Richard "RJ" Freedkin - CUSTOM COMPLETE GUIDE TO BUYING A…

However, the amount of cash you’ll save by buying the points depends on the number of points you buy. For instance, if your mortgage is $200,000 and you buy two points, you will owe $4,000 when closing. Further related to taxes and property ownership is that once you own a house, you’re a property owner, with the attendant obligation to pay property taxes. The usual method of paying property taxes is to escrow a portion (usually 1/12) of the annual tax bill each month and pay it along with the monthly loan payment. The mortgage servicing company will then pay the taxes as they come due.

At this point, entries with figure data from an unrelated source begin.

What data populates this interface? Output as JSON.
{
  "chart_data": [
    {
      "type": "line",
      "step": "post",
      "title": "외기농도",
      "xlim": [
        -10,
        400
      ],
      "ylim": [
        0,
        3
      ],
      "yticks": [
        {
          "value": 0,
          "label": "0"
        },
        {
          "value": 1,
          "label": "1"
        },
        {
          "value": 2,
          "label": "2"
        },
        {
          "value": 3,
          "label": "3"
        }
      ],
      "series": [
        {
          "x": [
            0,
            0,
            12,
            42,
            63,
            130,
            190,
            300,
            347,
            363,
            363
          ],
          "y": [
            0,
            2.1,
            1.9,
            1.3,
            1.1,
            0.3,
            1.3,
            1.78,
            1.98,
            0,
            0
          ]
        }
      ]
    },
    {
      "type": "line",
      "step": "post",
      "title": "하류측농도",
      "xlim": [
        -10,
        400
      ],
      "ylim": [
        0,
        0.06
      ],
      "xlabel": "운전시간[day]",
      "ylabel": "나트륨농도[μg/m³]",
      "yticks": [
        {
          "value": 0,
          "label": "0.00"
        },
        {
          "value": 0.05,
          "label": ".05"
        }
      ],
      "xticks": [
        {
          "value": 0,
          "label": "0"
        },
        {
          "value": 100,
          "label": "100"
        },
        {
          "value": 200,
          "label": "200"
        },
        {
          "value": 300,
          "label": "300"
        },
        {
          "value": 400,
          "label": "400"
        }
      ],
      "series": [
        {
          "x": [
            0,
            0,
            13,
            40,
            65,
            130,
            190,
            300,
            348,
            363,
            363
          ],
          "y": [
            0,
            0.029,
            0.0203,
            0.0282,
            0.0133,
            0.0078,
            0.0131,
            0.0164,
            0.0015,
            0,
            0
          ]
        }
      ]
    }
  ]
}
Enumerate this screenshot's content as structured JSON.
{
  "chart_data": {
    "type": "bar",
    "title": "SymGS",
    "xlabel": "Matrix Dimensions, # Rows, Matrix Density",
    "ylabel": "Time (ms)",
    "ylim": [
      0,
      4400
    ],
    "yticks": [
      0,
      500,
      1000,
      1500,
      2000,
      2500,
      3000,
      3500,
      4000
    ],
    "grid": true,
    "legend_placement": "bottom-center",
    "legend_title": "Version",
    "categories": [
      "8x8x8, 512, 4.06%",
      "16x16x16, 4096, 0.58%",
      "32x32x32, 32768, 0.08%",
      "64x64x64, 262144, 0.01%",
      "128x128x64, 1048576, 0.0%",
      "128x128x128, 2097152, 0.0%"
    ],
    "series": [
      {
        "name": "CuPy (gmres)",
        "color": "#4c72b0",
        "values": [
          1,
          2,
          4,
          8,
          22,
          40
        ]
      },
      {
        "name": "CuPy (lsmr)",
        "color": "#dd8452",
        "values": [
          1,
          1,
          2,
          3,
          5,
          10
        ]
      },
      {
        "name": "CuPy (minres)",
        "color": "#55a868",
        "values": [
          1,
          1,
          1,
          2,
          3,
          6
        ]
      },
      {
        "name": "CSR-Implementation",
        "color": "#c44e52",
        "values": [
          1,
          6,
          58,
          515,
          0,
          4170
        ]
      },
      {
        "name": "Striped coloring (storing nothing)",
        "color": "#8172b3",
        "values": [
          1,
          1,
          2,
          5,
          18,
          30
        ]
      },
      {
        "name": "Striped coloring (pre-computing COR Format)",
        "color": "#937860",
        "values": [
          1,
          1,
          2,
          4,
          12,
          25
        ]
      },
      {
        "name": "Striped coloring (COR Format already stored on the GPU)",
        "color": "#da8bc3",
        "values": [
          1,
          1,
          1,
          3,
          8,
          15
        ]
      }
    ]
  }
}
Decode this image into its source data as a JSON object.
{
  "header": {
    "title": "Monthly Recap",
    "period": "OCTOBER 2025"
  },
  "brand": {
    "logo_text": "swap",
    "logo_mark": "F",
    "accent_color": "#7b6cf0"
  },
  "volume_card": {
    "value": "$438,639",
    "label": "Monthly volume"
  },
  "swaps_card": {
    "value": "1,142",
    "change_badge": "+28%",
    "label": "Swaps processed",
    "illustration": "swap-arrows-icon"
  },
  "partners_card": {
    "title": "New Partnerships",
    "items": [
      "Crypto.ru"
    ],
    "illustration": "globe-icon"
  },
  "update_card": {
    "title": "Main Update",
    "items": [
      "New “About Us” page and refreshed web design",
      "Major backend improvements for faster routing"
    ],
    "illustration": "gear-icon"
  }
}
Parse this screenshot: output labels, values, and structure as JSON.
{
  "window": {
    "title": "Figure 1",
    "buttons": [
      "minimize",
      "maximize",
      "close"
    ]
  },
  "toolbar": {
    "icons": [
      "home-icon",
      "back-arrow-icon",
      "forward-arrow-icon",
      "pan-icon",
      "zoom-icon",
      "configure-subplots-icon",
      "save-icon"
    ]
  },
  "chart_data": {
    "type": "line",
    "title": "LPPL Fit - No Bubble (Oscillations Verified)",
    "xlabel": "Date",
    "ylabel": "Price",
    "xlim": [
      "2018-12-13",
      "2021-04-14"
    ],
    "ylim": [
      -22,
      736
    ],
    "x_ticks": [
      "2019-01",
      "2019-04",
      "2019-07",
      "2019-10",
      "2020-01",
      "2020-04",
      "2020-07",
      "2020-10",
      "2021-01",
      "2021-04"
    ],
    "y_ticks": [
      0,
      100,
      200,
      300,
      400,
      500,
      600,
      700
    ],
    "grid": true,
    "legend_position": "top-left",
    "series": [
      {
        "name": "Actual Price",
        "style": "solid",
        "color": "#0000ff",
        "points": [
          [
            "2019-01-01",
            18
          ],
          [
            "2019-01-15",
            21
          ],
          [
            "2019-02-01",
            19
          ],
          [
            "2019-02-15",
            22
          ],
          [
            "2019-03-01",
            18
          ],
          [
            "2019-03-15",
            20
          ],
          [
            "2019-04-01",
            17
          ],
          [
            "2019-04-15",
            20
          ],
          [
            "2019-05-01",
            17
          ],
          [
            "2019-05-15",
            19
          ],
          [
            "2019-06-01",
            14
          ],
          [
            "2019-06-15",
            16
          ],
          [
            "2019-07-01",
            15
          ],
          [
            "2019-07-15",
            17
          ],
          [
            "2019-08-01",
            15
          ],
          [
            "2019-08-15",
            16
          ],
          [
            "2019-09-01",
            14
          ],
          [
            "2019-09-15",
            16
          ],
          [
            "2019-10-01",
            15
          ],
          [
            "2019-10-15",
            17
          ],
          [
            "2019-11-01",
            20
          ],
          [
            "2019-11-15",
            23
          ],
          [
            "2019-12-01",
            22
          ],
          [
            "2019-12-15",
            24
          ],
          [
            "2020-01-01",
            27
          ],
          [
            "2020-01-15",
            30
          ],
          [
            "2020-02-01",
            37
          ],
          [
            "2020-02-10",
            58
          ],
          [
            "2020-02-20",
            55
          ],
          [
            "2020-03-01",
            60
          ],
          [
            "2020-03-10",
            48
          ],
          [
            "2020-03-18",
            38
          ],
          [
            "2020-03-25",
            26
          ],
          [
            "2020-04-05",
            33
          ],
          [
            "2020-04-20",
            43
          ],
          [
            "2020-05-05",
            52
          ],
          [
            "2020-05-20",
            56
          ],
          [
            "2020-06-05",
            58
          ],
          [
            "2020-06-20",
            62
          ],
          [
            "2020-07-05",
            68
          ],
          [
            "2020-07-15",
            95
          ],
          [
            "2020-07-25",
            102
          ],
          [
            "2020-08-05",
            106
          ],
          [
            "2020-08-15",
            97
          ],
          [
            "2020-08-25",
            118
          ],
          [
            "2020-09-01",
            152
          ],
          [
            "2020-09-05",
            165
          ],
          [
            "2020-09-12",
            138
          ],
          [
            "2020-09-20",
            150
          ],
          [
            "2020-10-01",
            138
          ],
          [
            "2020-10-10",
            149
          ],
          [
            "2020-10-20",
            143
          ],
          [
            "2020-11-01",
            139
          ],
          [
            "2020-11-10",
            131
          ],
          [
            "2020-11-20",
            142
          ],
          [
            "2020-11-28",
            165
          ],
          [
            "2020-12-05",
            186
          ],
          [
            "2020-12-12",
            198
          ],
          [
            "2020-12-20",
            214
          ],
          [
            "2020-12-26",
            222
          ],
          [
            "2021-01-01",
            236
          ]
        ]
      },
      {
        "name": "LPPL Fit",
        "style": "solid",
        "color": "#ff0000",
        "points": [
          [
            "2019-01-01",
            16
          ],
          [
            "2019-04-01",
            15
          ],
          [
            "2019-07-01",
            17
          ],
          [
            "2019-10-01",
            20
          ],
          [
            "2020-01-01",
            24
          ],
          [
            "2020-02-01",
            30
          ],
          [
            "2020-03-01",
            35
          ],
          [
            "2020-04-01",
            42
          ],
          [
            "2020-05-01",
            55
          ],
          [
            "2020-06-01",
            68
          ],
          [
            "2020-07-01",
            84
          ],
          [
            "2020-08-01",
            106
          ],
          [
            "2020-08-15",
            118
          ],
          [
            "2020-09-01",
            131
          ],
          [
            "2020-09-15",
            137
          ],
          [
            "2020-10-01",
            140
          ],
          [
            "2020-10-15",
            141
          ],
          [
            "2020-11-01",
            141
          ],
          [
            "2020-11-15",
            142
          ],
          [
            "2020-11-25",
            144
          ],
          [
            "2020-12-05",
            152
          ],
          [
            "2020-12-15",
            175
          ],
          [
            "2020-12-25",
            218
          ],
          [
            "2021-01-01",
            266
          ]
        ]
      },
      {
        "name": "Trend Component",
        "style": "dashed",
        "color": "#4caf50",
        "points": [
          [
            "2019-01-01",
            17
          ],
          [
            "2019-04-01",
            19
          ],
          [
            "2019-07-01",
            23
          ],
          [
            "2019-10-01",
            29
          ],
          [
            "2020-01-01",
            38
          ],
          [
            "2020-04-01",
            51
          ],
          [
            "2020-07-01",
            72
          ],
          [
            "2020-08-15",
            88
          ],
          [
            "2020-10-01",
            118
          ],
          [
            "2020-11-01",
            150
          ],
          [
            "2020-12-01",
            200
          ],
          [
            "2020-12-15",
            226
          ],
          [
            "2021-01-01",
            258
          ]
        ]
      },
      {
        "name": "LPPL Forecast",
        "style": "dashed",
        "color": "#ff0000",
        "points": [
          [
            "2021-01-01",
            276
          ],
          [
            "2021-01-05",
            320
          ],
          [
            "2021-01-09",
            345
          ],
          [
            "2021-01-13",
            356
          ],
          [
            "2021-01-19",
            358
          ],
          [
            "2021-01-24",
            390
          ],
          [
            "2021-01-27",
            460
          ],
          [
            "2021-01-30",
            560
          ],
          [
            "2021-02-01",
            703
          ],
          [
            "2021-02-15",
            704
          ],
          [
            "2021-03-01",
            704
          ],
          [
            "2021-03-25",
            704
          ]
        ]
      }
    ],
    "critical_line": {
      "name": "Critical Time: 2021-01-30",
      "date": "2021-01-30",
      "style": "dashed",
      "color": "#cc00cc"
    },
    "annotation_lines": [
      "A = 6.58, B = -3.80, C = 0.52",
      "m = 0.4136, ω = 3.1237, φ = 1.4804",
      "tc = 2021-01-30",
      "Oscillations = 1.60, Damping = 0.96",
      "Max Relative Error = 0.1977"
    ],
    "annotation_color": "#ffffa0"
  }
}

If the tax bill goes up, your monthly escrow amount will also go up. You may also be able to deduct the amount of the taxes paid off your income tax calculations. (always check with your tax professional about tax liabilities and benefits). According to a Bill passed by the U.S. Senate in 2014, homeowners can deduct mortgage insurance premiums from their taxes. Private Mortgage Insurance (PMI) is insurance from private insurance companies used with conventional loans to protect the lender if the homeowner stops making payments on their home loan. PMI can be required as a condition of a loan and arranged by the lender at the buyer’s expense. If PMI is required, it typically makes up a portion of your monthly mortgage payment, in addition to your principal, interest, property tax, and homeowner’s insurance. People have been known to spend months looking for the best possible home and eventually find a good one. However, many of these individuals fail to understand the importance of finding a good loan. In the end, the new homeowner has a nice home, but a bad deal when it comes to the mortgage.